Menurut Irzan, chatbot tak kesulitan menjawab pertanyaan karena konsumen selalu memberikan pertanyaan yang repetitif.
Sebelum diaplikasikan, Kata.ai biasa terlebih dahulu mengumpulkan data berbagai pertanyaan repetitif yang masuk ke customer support perusahaan. Selain pertanyaan, Kata.ai merekam kebiasaan para konsumen.
Berbagai data tersebut kemudian dianalisis sehingga menghasilkan informasi mengenai kebiasaan konsumen. "Data tersebut kemudian dikembangkan untuk misalnya memberikan promo atau pesan yang lebih personal sesuai penggunanya," kata Irzan.
Irzan mengatakan layanan chatbot, tak hanya memberikan manfaat efisiensi namun juga memberikan peluang bagi perusahaan menciptakan bisnis baru. Irzan mengklaim aktivitas Kata.ai bukan sekedar bisnis tapi upaya memberdayakan masyarakat sehingga dapat melakukan pekerjaan yang lebih produktif.
"Pekerjaan yang repetitif dan membosankan bisa ditinggalkan. Sehingga waktu bisa kita gunakan untuk hal yang strategis dan kreatif," kata Irzan.
Orientasi Kata.ai tak akan berhenti pada layanan chatbot, tapi juga mengembangkan teknologi kecerdasan buatan lainnya. Irzan ingin membuktikan teknologi AI pun dapat berkembang di Indonesia, bukan hanya di negara-negara maju.

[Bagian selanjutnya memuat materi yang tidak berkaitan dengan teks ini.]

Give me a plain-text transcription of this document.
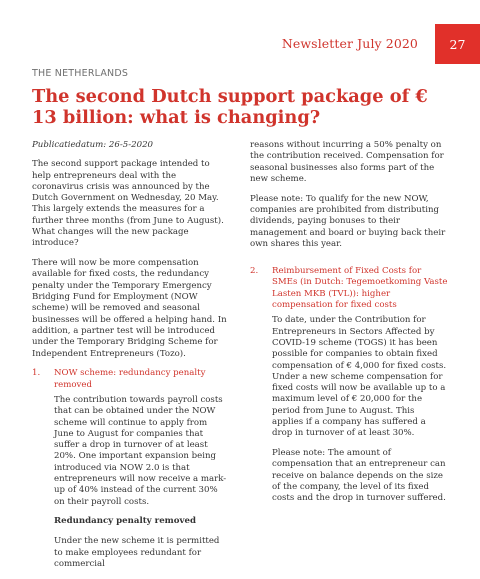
Newsletter July 2020	27
THE NETHERLANDS
The second Dutch support package of € 13 billion: what is changing?

Publicatiedatum: 26-5-2020

The second support package intended to help entrepreneurs deal with the coronavirus crisis was announced by the Dutch Government on Wednesday, 20 May. This largely extends the measures for a further three months (from June to August). What changes will the new package introduce?

There will now be more compensation available for fixed costs, the redundancy penalty under the Temporary Emergency Bridging Fund for Employment (NOW scheme) will be removed and seasonal businesses will be offered a helping hand. In addition, a partner test will be introduced under the Temporary Bridging Scheme for Independent Entrepreneurs (Tozo).

1.	NOW scheme: redundancy penalty removed

The contribution towards payroll costs that can be obtained under the NOW scheme will continue to apply from June to August for companies that suffer a drop in turnover of at least 20%. One important expansion being introduced via NOW 2.0 is that entrepreneurs will now receive a mark-up of 40% instead of the current 30% on their payroll costs.

Redundancy penalty removed

Under the new scheme it is permitted to make employees redundant for commercial

reasons without incurring a 50% penalty on the contribution received. Compensation for seasonal businesses also forms part of the new scheme.

Please note: To qualify for the new NOW, companies are prohibited from distributing dividends, paying bonuses to their management and board or buying back their own shares this year.

2.	Reimbursement of Fixed Costs for SMEs (in Dutch: Tegemoetkoming Vaste Lasten MKB (TVL)): higher compensation for fixed costs

To date, under the Contribution for Entrepreneurs in Sectors Affected by COVID-19 scheme (TOGS) it has been possible for companies to obtain fixed compensation of € 4,000 for fixed costs. Under a new scheme compensation for fixed costs will now be available up to a maximum level of € 20,000 for the period from June to August. This applies if a company has suffered a drop in turnover of at least 30%.

Please note: The amount of compensation that an entrepreneur can receive on balance depends on the size of the company, the level of its fixed costs and the drop in turnover suffered.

Saat ini Kata.ai memiliki jumlah karyawan 50 orang yang sebagian besar para ahli Informasi Teknologi dari universitas dalam negeri. "Banyak hidden talent lulusan terbaik dari universitas dalam negeri," kata Irzan.

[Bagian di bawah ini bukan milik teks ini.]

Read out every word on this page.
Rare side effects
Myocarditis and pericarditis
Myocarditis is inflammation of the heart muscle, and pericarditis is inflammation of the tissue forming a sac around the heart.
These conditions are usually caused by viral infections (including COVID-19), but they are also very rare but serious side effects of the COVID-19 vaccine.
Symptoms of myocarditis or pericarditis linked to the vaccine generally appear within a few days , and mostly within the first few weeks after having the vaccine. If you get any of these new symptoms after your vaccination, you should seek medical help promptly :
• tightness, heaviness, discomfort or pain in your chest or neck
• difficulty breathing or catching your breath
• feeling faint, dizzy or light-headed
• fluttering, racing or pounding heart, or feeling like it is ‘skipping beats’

Salah satu yang sedang dikembangkan Kata.ai adalah pelayanan percakapan lewat suara yang mengadopsi bahasa Indonesia dalam percakapan sehari-hari. "Bayangkan kita dapat mengobrol dengan mobil atau meja. Mungkin ke depannya tak perlu lagi membuat pesan dalam bentuk teks saat berkendaraan, atau bisa pesan makanan tanpa pelayan," kata Irzan.

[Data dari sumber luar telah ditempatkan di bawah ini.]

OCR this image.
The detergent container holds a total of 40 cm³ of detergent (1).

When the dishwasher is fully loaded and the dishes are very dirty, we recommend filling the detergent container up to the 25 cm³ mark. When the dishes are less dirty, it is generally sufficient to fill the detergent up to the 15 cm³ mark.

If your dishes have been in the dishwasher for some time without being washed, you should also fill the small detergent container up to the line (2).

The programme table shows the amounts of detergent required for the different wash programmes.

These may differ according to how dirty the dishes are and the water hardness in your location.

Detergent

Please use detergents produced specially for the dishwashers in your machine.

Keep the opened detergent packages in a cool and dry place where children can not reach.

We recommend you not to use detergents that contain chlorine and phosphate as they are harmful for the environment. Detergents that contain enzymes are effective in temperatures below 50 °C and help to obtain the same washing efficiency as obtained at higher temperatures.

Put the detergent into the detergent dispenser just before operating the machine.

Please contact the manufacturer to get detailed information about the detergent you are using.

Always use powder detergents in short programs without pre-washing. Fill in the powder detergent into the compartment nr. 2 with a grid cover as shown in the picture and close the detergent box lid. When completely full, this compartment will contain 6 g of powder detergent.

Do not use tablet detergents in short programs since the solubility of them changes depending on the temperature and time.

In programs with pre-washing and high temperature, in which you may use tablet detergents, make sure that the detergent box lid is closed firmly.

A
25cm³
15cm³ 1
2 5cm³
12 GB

Dia menyatakan selain untuk bisnis, perkembangan teknologi kecerdasan buatan dalam bentuk suara akan sangat membantu para tuna netra. "Jadi memberikan dampak sosial, kemudahan bagi para penyandang tunanetra," kata Irzan.
Bagi Irzan dalam mengembangkan startup yang terpenting adalah mengatasi persoalan konsumen, tak cukup hanya memberikan solusi lewat teknologi. "Bukan teknologi yang memaksakan konsumen tapi bagaimana menjemput bola dan memahami kebutuhan konsumen tanpa mengubah kebiasaannya," kata Irzan.